Peanut Noodles with Seared Tempeh and Fried Shallots

July 24, 2017
3 Ratings
Photo by Julia Gartland
  • Serves 2 to 4
Author Notes

Take that package of instant ramen and throw away the soup flavoring (or stash it for another day). Instead, boil the noodles like pasta, then coat them in a tweak-able peanut sauce (fine-tune the levels of honey, Sriracha, and tamari to your taste, or squeeze of lime juice), and enjoy their chewy elasticity, sans soup. (If you haven't had instant ramen since teenage years, you can seek out fresh—and exceedingly delicious—ones.)

The tempeh is crisp outside, chewy within, and along with the earthy root vegetables, earthy and a tad bitter—a welcome contrast to the barely-sweet sauce. Peanuts offer crunch and salt, julienned ginger adds zing, and crispy shallots... well, we'd eat them by the palmful.

Because you'll need to put time into searing the tempeh (we do this in hot, neutral oil and a high-sided pan) and frying those shallots, don't cook the vegetables: Instead, slice them very thin, using a mandoline if you have one, and let them relax under the slick of peanut sauce.
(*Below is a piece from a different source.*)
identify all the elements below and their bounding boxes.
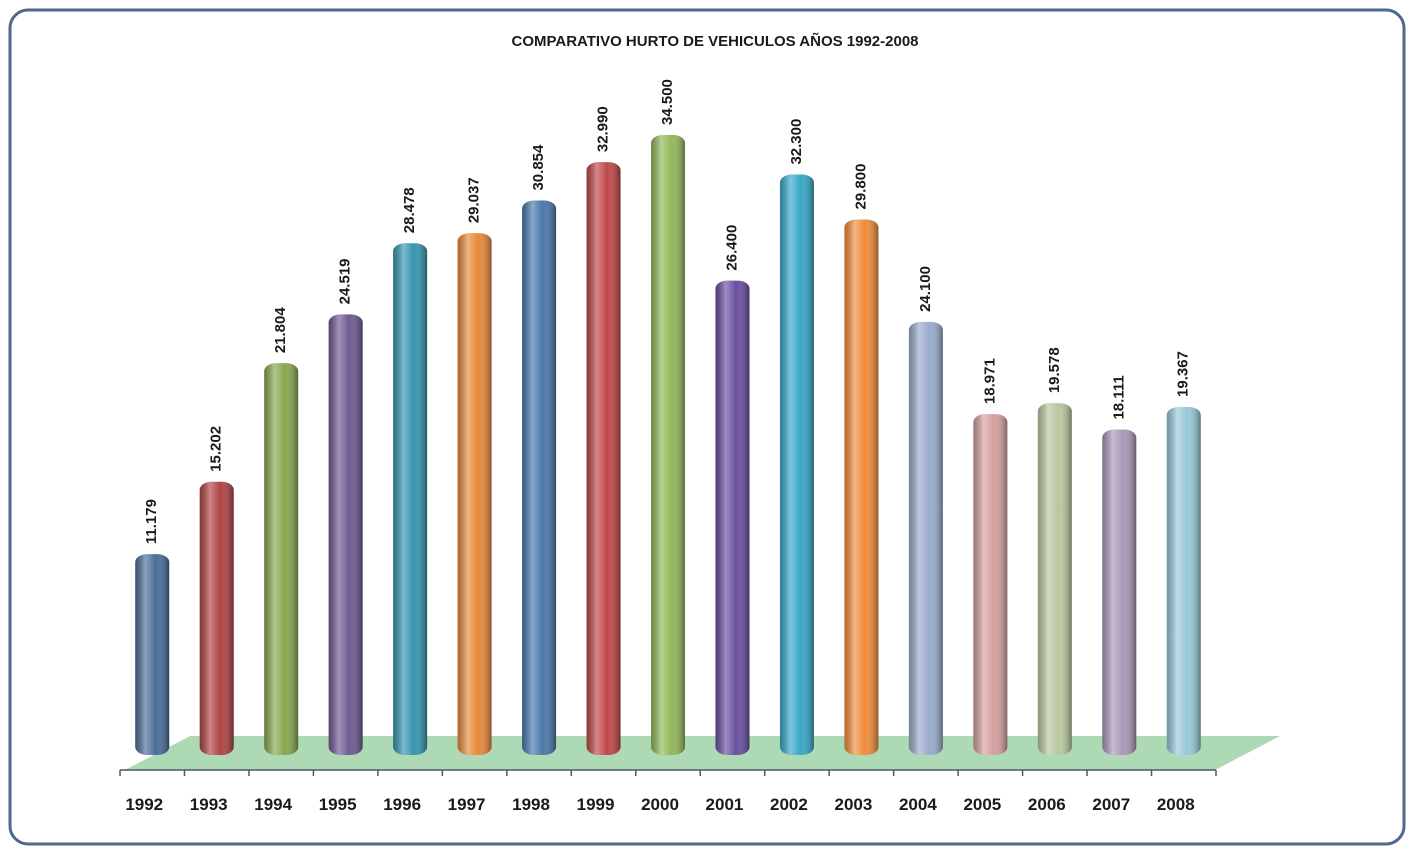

The peanut sauce recipe is just barely adapted from Phoebe Lapine. —Sarah Jampel

What You'll Need
  • For the peanut sauce:
  • 1 inch piece fresh ginger, peeled and roughly chopped
  • 1 clove garlic, peeled
  • 1 tablespoon honey
  • 1 teaspoon Sriracha
  • 1/2 cup smooth peanut butter
  • 1/4 cup tamari or soy
  • 1 tablespoon rice vinegar
  • 1 tablespoon toasted sesame oil
  • 1 squeeze lime juice, or more to taste
  • For the noodle salad:
  • 8 ounces tempeh, cut into 1 to 1 1/2-inch cubes or triangles
  • Neutral oil, for cooking tempeh and shallots
  • 1 or 2 thinly sliced shallots
  • 13 to 16 ounces ramen noodles, cooked according to package instructions
  • An assortment of carrots, radishes, and beets, thinly sliced
  • Julienned ginger, for garnishing
  • Roasted, salted peanuts, roughly chopped, for garnishing
  1. For the peanut sauce:
  2. Combine all ingredients in a blender or food processor, pulsing until combined. Add 1/4 cup warm water and purée until smooth. Add more water if needed to reach a runny consistency, then taste and adjust seasonings.
  3. Sauce can be stored in the fridge for up to 2 weeks. Use it to marinate chicken, drizzled atop rice bowls, or as a dipping sauce for summer rolls.
  1. For the noodle salad:
  2. Sear the tempeh: Put a pan or wok over medium-high heat and coat the bottom with neutral oil. When the oil is hot, add the tempeh, being careful not to crowd the pan (work in batches if you need to). Salt the tempeh, then cook undisturbed for 3 to 4 minutes, until the bottoms are golden brown. Flip with a tong and cook, repeating until all the sides are golden brown. Remove to a plate and set aside.
  3. Fry the shallots. Place them in a pan of room temperature oil. Turn the heat up to high and watch the shallots bubble (first you'll see small bubbles, then more rapid ones will appear): That's the water evaporating off. Then lower the heat to medium. When the bubbles subside, it signifies that the moisture has cooked off the shallots (and they should look golden brown). Transfer the shallots to a paper towel-lined surface to cool completely; sprinkle with salt.
  4. To assemble your bowls, toss the cooked ramen with the peanut sauce, starting slowly. Mix in the shaved vegetables, then arrange the tempeh on top, followed by the julienned ginger, peanuts, and the fried shallots.